Does Coconut Cream Have MCT? Fat Content Explained

Yes, coconut cream contains medium-chain triglycerides (MCTs). A quarter cup of coconut cream provides roughly 3 to 5 grams of MCTs, making it a moderate but not concentrated source. The MCTs in coconut cream are the same types found in coconut oil, just diluted by the water content in the cream.

How Much MCT Is in Coconut Cream

Coconut cream is essentially the thick, fatty layer extracted from coconut meat. A one-tablespoon serving contains about 3 grams of total fat. Since coconut fat is roughly 54% MCTs, that tablespoon delivers a little over 1.5 grams of MCTs. Scale up to a quarter cup and you’re looking at 3 to 5 grams.

For comparison, coconut oil packs about 54% MCTs by weight, and pure MCT oil is 100% MCTs. So coconut cream sits well below both of those as a concentrated MCT source. The difference comes down to water: coconut cream is an emulsion of coconut fat and water, so gram for gram you’re getting less fat (and therefore fewer MCTs) than you would from straight coconut oil.

Which MCTs Coconut Cream Contains

Not all MCTs behave the same way in your body, and the mix in coconut cream is heavily weighted toward one type. Coconut fat contains about 42% lauric acid (a 12-carbon chain), 7% caprylic acid (8-carbon), and 5% capric acid (10-carbon). That means the vast majority of the MCTs in your coconut cream are lauric acid.

This matters because caprylic and capric acid are the MCTs most efficiently converted to energy. They’re absorbed quickly, travel straight to the liver, and get burned for fuel almost immediately. Lauric acid does qualify as a medium-chain fatty acid, and research published in the Journal of Lipid Research confirms it behaves differently from long-chain fats: about 65% of lauric acid gets directed toward oxidative pathways (energy production), compared to only 35% of a typical long-chain fat like palmitic acid. Lauric acid also increases oxygen consumption in muscle cells, similar to capric acid.

Still, lauric acid is metabolized more slowly than caprylic or capric acid, which is why concentrated MCT oils typically strip it out and focus on the shorter chains.
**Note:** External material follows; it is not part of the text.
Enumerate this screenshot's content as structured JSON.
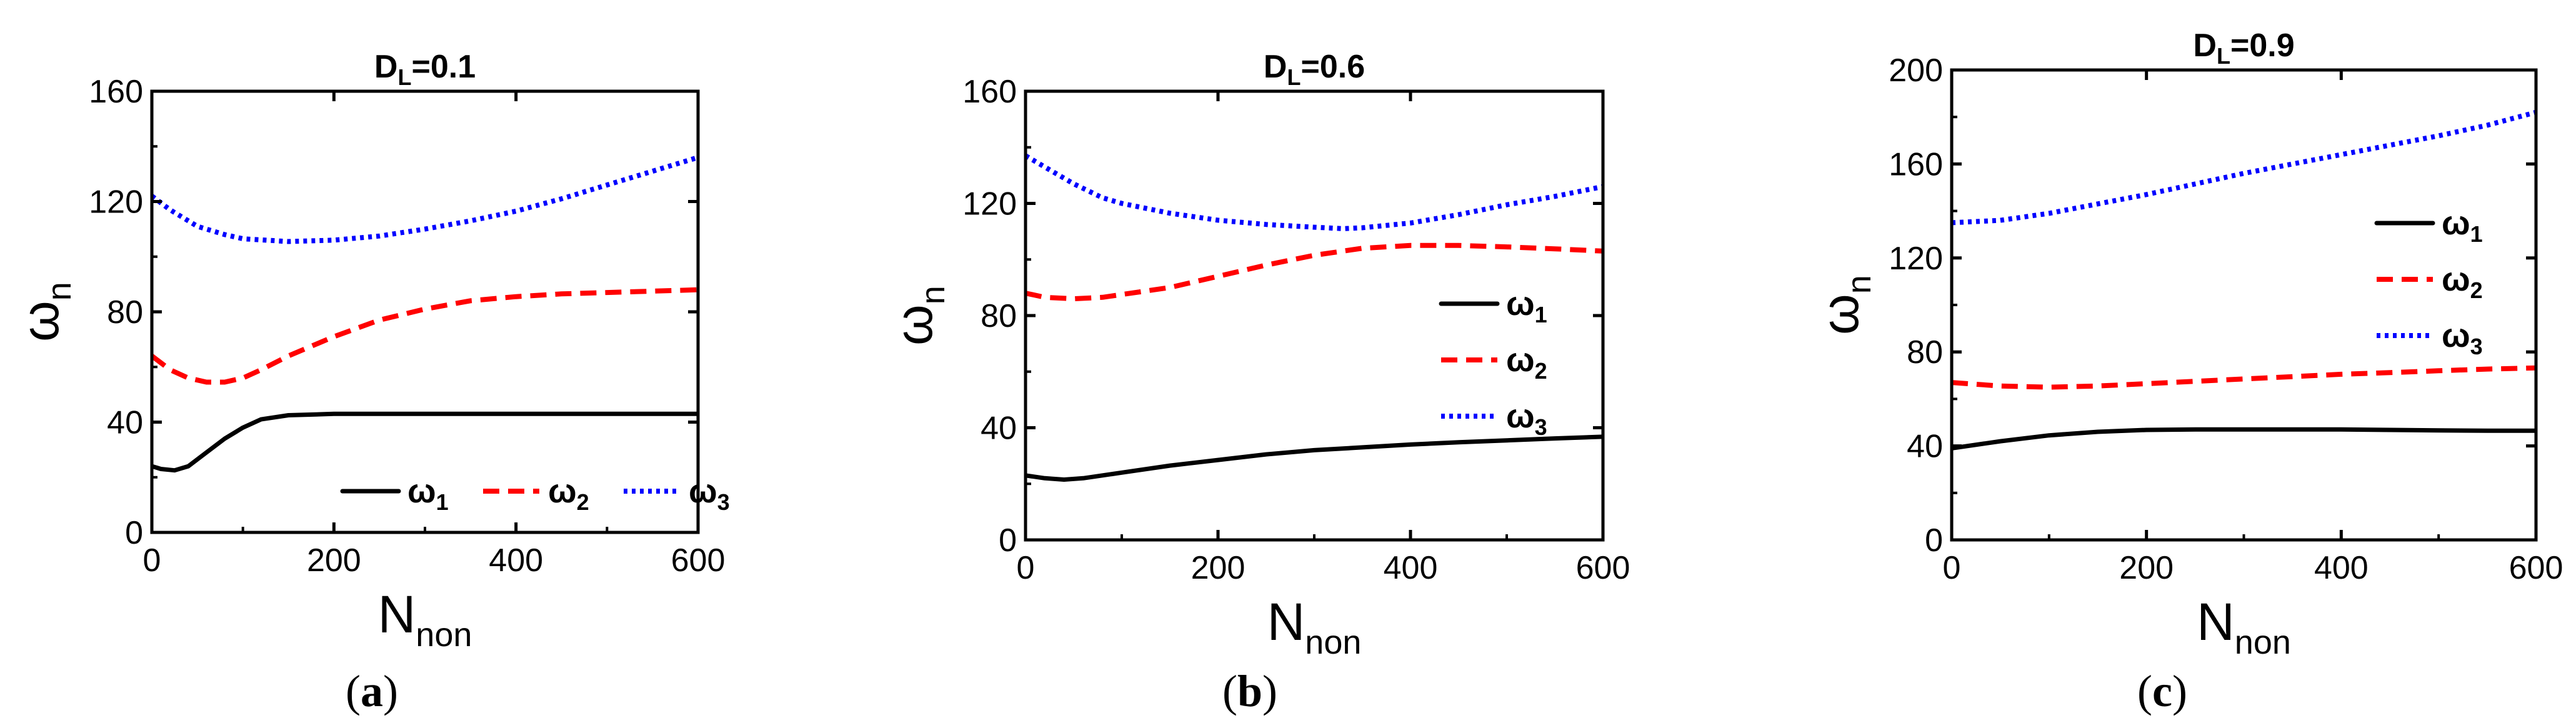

If you’re specifically after the faster-acting MCTs (C8 and C10), coconut cream provides only about 12% of its fat from those two, giving you a relatively small dose per serving.

Coconut Cream vs. MCT Oil

If your goal is maximizing MCT intake, pure MCT oil is dramatically more efficient. MCT oil delivers 100% MCTs per serving, typically composed of 50 to 80% caprylic acid and 20 to 50% capric acid. Coconut cream gives you roughly one-tenth the MCT concentration per tablespoon, and the MCTs it does contain are mostly the slower-metabolizing lauric acid.

That said, coconut cream has advantages MCT oil doesn’t. It works in recipes (curries, soups, smoothies, desserts), provides a creamy texture, and comes with small amounts of iron and other minerals. For people on a ketogenic diet or anyone hoping to get MCTs through whole foods rather than supplements, coconut cream is a practical option. Just don’t expect it to deliver the same metabolic punch as a tablespoon of MCT oil. One study in older adults noted that coconut-based fats other than concentrated MCT sources “should not be expected to make a substantial contribution to ketosis.”

Does Coconut Cream Boost Metabolism

You may have seen claims that coconut products rev up your metabolism because of their MCT content. The evidence is less clear-cut than marketing suggests. A randomized trial in obese adolescents compared a coconut oil-rich meal to a corn oil meal and found no significant difference in thermogenesis (the calories your body burns digesting and processing the food). There was also no difference in hunger, satiety, or energy levels between the two meals.

This doesn’t mean MCTs have zero metabolic effects, but it does suggest that getting MCTs through whole coconut products, where they’re mixed with other fats and diluted by water, may not produce the dramatic results sometimes attributed to pure MCT supplements. The dose matters, and the 3 to 5 grams of MCTs in a quarter cup of coconut cream is a modest amount.

Full-Fat vs. Light Coconut Products

If you’re choosing coconut cream specifically for its MCT content, go full-fat. Light coconut milk is essentially coconut cream diluted with more water, cutting the fat content (and MCTs) significantly. Full-fat coconut cream typically has 3 grams of fat per tablespoon, while light coconut milk can have less than 1 gram per tablespoon.

Canned coconut cream and the solid layer that rises to the top of a can of full-fat coconut milk are essentially the same thing. Both give you the highest concentration of coconut fat you’ll get from a cream product. Heat processing during canning doesn’t break down or destroy MCTs, since these fatty acids are chemically stable and resistant to the temperatures used in pasteurization.